Ein Hund mit verbundenen Ohren, rot umrandeten Augen und einem schützenden Kegel um den Hals blickt mit ausgestreckter Zunge in die Kamera.
Umfragen zeigen, dass Chile im Vergleich zu anderen Ländern weltweit eine relativ hohe Quote an Hundebesitzern aufweist [Charis McGowan/Al Jazeera]

Ein Paradies für Hundeliebhaber

Chile ist für seine Tierliebe bekannt. Eine Umfrage aus dem Jahr 2022 ergab, dass acht von zehn Chilenen Haustierbesitzer sind und das Land bekanntermaßen ein hohes Verhältnis von Hunden zu Menschen aufweist.

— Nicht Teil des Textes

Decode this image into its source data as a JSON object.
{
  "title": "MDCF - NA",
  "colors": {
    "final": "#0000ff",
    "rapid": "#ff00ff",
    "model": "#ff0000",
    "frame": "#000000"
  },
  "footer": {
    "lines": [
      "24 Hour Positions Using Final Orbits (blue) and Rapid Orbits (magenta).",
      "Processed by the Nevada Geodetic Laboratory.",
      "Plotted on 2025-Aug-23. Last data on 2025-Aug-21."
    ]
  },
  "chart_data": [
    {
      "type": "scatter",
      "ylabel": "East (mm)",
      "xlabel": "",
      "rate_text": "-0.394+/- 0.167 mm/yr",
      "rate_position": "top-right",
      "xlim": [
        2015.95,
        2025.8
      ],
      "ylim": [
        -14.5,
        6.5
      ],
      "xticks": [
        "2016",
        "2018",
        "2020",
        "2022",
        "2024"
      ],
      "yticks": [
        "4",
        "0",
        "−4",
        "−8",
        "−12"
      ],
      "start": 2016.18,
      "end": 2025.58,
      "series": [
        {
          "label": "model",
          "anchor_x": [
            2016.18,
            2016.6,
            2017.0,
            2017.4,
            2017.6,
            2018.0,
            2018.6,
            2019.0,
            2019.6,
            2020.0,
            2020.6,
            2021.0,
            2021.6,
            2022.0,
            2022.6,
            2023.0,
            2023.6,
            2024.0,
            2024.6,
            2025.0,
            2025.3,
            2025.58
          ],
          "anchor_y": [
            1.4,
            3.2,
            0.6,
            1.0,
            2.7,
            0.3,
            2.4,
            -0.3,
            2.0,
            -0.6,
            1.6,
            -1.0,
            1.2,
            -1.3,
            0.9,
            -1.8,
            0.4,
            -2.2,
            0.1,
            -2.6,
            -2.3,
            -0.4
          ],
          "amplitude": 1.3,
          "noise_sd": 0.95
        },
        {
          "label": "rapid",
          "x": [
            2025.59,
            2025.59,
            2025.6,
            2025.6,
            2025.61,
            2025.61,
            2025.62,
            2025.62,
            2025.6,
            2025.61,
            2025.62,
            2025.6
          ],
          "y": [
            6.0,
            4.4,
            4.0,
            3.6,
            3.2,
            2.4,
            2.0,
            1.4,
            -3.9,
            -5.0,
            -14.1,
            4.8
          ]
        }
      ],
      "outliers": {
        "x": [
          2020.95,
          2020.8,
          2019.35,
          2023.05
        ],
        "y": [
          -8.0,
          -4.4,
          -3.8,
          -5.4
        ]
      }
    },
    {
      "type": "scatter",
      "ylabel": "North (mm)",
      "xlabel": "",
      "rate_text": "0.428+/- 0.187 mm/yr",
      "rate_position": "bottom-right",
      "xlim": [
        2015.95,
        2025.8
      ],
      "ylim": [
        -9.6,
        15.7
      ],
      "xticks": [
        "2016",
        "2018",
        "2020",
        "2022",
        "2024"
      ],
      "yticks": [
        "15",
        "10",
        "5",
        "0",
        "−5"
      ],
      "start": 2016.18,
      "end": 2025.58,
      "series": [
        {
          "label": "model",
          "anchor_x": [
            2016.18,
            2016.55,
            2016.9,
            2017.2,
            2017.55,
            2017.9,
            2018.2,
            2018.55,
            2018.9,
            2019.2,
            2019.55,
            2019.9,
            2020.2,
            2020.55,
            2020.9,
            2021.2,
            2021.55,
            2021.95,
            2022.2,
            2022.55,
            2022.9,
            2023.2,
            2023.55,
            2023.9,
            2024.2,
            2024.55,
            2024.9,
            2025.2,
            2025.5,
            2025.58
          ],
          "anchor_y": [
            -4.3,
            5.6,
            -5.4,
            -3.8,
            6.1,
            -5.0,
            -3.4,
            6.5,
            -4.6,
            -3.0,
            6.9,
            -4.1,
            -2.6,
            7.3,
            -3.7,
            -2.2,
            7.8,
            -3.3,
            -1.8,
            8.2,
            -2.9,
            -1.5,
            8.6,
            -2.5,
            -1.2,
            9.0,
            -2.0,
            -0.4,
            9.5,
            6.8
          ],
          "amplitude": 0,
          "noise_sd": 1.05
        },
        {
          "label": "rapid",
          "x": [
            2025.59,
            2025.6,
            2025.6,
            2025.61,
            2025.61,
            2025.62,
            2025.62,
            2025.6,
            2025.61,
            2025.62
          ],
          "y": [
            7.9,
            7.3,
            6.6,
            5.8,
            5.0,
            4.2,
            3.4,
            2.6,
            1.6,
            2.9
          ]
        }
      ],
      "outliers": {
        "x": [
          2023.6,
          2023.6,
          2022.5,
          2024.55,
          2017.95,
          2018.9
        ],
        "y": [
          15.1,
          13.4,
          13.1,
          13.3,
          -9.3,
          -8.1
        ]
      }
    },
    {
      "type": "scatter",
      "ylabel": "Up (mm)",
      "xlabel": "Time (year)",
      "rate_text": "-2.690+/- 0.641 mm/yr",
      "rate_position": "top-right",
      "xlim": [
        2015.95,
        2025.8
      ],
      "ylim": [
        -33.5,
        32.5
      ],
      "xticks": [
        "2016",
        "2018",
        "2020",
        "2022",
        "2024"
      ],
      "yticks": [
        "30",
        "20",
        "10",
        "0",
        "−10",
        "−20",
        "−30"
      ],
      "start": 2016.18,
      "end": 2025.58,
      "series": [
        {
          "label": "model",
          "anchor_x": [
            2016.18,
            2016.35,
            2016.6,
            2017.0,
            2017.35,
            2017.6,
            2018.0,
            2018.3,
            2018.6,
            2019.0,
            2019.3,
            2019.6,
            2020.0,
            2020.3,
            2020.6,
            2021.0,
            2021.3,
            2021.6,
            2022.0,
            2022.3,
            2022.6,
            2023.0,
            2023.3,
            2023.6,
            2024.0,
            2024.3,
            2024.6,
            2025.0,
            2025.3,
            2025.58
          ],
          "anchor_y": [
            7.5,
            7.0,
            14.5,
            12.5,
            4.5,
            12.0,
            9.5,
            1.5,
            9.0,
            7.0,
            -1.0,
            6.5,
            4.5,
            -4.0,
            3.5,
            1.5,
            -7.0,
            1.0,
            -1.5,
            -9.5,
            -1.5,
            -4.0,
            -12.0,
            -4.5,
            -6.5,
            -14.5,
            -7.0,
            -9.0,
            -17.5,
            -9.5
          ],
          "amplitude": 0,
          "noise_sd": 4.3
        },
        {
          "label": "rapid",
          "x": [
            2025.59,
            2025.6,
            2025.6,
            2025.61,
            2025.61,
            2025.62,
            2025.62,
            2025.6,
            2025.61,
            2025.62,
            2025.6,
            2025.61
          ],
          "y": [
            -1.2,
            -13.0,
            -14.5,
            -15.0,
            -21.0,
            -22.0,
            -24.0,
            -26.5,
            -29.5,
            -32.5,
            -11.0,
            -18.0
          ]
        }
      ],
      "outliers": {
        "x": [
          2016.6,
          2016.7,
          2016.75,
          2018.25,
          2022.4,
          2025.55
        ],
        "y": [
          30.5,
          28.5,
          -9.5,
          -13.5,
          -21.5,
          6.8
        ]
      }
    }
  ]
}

In einem Land mit 19,6 Millionen Einwohnern gibt es einer Regierung zufolge 8,3 Millionen Haushunde.Volkszählung” von Haustieren. Weitere 3,46 Millionen sind Streuner.

Nach Angaben der Financial Times hat das Marktforschungsunternehmen Euromonitor Chile sogar als das Land mit dem höchsten Anteil an Hundehaltung weltweit eingestuft und überholte damit im Jahr 2017 größere Volkswirtschaften wie Brasilien und die Vereinigten Staaten.

Zwar gibt es keine offiziellen Statistiken über die Zahl der bei den diesjährigen Bränden verletzten Haustiere, doch Lukas Garcia, ein in Viña del Mar geborener und aufgewachsener Tierarzt, sagte, er und seine Kollegen hätten bisher mehr als 120 Tiere behandelt.

Garcia erklärte, er sei einer von fünf Vollzeit-Tierärzten, die von der Stadtregierung angestellt seien, um bei der Katastrophenhilfe zu helfen. Auch Freiwillige aus Privatkliniken und Veterinärstudenten waren zur Stelle, um zu helfen.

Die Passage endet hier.